Many new banks do not qualify as legally recognized banks. They are not associated with the Federal Deposit Insurance Corporation. This federal government agency provides FDIC assurance to banks as much as $250,000 for each depositor. In reality, many new banks work with banks so that insurance for banks is extended to a neobank’s checking or savings accounts and the equivalents in the practical sense.
How Can I Tell My money is Secured in the bank?
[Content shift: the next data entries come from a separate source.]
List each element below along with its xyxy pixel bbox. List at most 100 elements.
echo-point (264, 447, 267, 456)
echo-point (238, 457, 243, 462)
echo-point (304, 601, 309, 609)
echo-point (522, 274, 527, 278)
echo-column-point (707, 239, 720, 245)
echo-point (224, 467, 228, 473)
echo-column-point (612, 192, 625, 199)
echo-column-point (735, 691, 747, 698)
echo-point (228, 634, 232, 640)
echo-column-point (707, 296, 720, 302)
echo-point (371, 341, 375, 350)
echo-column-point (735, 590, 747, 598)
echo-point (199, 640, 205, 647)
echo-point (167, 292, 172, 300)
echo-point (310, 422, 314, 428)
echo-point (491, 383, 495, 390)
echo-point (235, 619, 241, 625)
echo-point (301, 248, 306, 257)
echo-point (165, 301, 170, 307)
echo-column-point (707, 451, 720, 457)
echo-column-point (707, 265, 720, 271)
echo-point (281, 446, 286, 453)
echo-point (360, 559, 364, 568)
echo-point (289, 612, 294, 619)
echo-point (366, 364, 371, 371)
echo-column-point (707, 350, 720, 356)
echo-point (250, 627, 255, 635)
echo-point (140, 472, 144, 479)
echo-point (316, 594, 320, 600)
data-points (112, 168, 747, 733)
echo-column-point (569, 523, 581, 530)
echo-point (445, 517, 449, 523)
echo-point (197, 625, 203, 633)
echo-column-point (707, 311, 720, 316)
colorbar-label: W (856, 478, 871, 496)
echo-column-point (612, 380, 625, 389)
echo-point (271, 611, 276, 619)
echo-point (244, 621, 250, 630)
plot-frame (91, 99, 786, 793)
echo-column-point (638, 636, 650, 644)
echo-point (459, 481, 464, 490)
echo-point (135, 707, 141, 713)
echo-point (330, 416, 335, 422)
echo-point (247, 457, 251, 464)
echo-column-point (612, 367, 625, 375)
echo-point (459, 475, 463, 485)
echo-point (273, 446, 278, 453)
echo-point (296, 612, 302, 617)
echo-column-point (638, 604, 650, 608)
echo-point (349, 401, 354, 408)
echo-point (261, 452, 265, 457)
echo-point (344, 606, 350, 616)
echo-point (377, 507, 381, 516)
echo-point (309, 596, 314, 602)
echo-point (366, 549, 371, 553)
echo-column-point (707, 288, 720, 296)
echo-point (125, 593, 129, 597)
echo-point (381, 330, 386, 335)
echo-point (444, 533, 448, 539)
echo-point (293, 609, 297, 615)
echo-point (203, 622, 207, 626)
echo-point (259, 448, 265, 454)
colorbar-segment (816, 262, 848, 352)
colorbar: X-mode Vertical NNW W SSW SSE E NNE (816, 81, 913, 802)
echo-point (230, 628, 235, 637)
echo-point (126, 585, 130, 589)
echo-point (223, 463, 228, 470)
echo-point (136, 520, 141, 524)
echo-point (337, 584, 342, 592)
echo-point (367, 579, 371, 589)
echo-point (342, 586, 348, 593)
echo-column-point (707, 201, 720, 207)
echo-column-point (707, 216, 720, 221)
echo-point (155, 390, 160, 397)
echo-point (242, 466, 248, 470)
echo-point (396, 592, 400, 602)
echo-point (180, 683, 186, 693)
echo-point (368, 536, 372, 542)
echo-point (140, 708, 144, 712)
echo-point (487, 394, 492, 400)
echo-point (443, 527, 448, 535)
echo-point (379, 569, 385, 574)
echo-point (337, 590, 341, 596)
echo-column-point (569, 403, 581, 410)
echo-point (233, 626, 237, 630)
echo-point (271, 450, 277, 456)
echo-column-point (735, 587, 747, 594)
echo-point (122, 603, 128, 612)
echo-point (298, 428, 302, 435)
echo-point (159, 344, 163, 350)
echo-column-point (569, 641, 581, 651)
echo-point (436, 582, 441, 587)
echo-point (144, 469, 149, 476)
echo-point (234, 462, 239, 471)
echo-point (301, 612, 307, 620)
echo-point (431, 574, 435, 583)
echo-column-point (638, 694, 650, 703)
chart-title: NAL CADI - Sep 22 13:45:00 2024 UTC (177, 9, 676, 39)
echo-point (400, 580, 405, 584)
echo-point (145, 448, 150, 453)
The Federal Deposit Insurance Corporation (FDIC) is an independent government agency established by Congress to ensure the stability and confidence of the public within the U.S. financial system. The FDIC guarantees deposits and monitors and evaluates banks to ensure security and protection for consumers. The maximum insurance coverage is $250,000 for each depositor, insured bank, and account ownership category. There is no requirement to buy this insurance. If you deposit at an FDIC-insured institution, then you’re automatically covered. This site will help you locate FDIC-insured institutions and branches.
Are Any Non-Bank Accounts Insured?
The Securities Investor Protection Corporation’s (SIPC) goal is to recover money and securities if the member brokerage firm fails. SIPC is a non-profit organization founded by Congress established in the year 1970. SIPC is protection for clients of all brokerage companies within the U.S. This applies to stocks and bonds (securities) and the brokerage firm’s cash. Firms that brokers do not fail or shut down suddenly; however, if it happens, the SIPC helps to close the business by liquidation and creates claims procedures that will protect the client. SIPC ensures your account is covered for as much as $500,000 in insecurities. This includes a maximum of $250,000 in cash on your account. This link will display an overview of all the members who are registered SIPC members.
Should I choose the Retail Bank, Credit Union, or Commercial Bank?
It is essential to consider whether you would like to keep both personal and business accounts in the same account at the same institution or if you prefer to keep separate accounts at banks. The retail banking institution is the best choice for banking daily with essential banking services for customers. You can select the traditional bank with a physical location or an online bank when you don’t wish or require a physical visit to bank branches. Consider a credit union, a non-profit institution that can serve those who have an employer, labor union, or other professional interests.
What other factors go into Choosing a Bank?
The size of the bank is another factor to consider. The largest retail banks are usually known and well-known. They also have branches throughout the U.S., ideal if you frequently travel to work or on vacation. You’ll have access to your cash during your absence and be able to save ATM charges for foreign ATMs.
The final thoughts
There are numerous types of banks with different quality of services and products that will meet nearly any need in banking. A little analysis and comparison will help you choose the best bank to protect your funds, create credit, pay and borrow money, and save to meet future requirements like retirement, emergency buying a home, etc.